In terms of Special Features, we have and Audio Commentary by Show Creators Brannon Braga and Rick Berman for the "Star Trek: Enterprise" pilot episode, "Broken Bow" (which originally appeared on the first season set of the series). While not very exciting, the dry commentary does provide a couple of interesting tidbits. The two shed some light on the origin behind setting "Enterprise" one hundred years before "The Original Series" and the controversy surrounding the opening credits. Also, "Enterprise" was concerned with being more character-based than plot-based, which was a different way of tackling a "Star Trek" production.
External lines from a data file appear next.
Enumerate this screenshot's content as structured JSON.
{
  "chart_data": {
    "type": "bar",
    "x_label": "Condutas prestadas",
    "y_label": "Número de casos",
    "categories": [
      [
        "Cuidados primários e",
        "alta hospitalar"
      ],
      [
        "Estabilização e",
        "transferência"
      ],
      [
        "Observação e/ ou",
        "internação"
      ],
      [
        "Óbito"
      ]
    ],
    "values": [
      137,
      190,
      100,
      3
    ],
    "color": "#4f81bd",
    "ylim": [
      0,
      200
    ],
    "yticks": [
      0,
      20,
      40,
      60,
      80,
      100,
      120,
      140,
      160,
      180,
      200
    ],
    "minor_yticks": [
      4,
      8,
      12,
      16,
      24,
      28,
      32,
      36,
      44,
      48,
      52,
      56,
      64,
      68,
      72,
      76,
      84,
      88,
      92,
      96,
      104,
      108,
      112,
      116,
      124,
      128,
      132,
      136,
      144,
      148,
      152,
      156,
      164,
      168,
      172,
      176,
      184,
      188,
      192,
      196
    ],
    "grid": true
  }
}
As such, characters were made more accessible and "down-to-earth." It's also interesting to hear the two talk about their take on the Vulcan's and how they wanted to re-interpret the race for this series, which resulted in some ire in fan circles. For casual "Star Trek" viewers, this commentary might be too uneventful, but diehards might dig Berman and Braga's insights.
Next we have a handful of Text Commentaries by Michael and Denise Okuda. These appear on the episodes "Broken Bow," "The Trouble with Tribbles," "Sins of the Father," "The Sword of Kahless" and "Trials and Tribble-ations." Reminiscent of VH-1's "Pop-Up Video" show, these commentaries rely on pointing out various in-jokes, random trivia and behind-the-scenes info through text that pops-up during each episode. Filled with facts that run the gamut from interesting to mundane to the comical, I got a big kick out of these. Without a doubt, the Okuda's certainly exhibit an exhaustive and thorough knowledge of the "Star Trek" universe.
Yes, the good folks at Paramount have once again raided their vaults and sprung another double-dipped collection of "Star Trek" episodes on the public. Even though the "Star Trek Fan Collective: Klingon" set contains a few questionable selections, there are enough quality episodes available to provide a fairly thorough depiction of the "foul smelling barbarians" and their interesting history. All aspects of their mythology is touched upon, from the political to the cultural. For budget-minded enthusiasts and casual "Star Trek" viewers, this compilation of fan-picked episodes from all the "Star Trek" franchises should provide many with an affordable overview of the proud warriors from the planet Q'onoS.